Chief Information Officer at property management powerhouse JLL, Chris Zissis, recently spoke to CIO UK about empowering innovation, digital transformation, executive support and working with emerging tech startups. [Also read: How CIOs can work with startups]
Zissis and JLL started working with machine learning startup Leverton in 2016 and in his discussion with CIO UK, offered advice to startups about how to sell themselves to CIOs and large corporates.
1. Be clear with your objectives
Zissis said that being completely transparent about what startups want - whether that is investment, growth potential or another reason - is the best policy to build trust. CIOs will ask, Zissis explained: "Do you really have a product or service? Is it built on a scalable basis? Are you really looking for a means to sell your product or idea or are you looking for investment?”
Zissis said that JLL was probably not the kind of organisation to invest in a young organisation just so the startup can become bigger. "My advice is, be very clear from the outset - literally the get-go about what your objective and desired outcome is," Zissis said. "So if your objective and desired outcome is talking to a CIO for investment and so they can grow bigger, startups need to tell you that from the outset."
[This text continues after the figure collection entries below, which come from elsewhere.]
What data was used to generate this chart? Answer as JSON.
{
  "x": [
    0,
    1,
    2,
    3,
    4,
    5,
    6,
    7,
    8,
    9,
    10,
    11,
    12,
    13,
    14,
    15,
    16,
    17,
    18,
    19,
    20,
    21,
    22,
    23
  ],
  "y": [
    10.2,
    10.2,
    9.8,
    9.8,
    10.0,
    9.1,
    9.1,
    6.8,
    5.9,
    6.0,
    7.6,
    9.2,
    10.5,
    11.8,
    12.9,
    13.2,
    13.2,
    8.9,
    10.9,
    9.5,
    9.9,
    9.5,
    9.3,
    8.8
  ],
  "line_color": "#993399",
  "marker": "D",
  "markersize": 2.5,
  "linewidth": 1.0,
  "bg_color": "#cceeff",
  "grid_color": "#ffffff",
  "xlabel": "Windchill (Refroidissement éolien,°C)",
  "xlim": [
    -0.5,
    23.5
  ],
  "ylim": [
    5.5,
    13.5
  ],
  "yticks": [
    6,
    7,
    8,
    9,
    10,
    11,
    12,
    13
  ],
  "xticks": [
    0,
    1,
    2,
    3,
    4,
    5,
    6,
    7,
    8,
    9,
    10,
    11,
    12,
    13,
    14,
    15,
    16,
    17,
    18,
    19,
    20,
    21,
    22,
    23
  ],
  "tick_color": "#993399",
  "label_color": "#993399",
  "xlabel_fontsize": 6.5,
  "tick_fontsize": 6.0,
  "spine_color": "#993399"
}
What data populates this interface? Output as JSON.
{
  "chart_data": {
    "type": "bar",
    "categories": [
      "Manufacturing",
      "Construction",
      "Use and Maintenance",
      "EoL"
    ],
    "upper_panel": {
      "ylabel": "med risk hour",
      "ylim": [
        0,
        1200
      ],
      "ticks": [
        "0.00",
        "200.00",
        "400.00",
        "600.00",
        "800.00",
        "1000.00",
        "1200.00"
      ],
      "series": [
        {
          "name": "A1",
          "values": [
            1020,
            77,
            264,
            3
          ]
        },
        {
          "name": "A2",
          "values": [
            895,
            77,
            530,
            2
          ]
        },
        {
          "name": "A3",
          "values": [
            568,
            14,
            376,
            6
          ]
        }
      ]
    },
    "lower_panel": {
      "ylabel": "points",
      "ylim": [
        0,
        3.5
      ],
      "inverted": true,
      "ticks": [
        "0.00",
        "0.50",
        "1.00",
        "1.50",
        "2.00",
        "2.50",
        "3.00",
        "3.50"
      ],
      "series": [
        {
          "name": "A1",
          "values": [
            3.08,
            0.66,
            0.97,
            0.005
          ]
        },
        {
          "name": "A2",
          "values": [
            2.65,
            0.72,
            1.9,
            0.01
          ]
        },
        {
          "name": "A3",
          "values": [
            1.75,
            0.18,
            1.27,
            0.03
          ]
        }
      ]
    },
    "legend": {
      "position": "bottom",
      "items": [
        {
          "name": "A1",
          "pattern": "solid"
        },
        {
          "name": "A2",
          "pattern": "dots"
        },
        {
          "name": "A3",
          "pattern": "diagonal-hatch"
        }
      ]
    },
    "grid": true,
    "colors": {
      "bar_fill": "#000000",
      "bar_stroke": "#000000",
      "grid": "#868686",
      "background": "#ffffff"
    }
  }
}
2. Show you are not a risk
Zissis said that working with Leverton needed to be a partnership between the organisations, and that startups need to appreciate the governance frameworks and environments that larger corporates operate in.
If the startup has a great product but needs it better informed to apply to the enterprise world, Zissis said of the relationship with Leverton, then conversations and relationships are much easier so the companies can work on the project together. "I do not have a massive balance sheet to invest in," Zissis said.
"That little pivot point for me is key; that's the honesty factor from the outset. And if honesty isn't there you figure it out very quickly because we make investment decisions based on a delegated level of authority.
"There is no CIO in this world, unless they have a pot of money or two, who can invest in something that's risky. We go through a process of approval and governance like every other corporate does. And startups need to understand that, and if they don't understand it I think they get frustrated."
3. Sustainability, not pace
Zissis said that sustainability and adding value was higher up the agenda for CIOs and corporates than moving at a really significant pace.
"I have found the new incumbents are just far too eager to move at pace," Zissis said. "And the pace often outweighs value.
"I'm not saying don't move at speed because IT departments are often accused of not moving at speed of the business - but we require sustainability."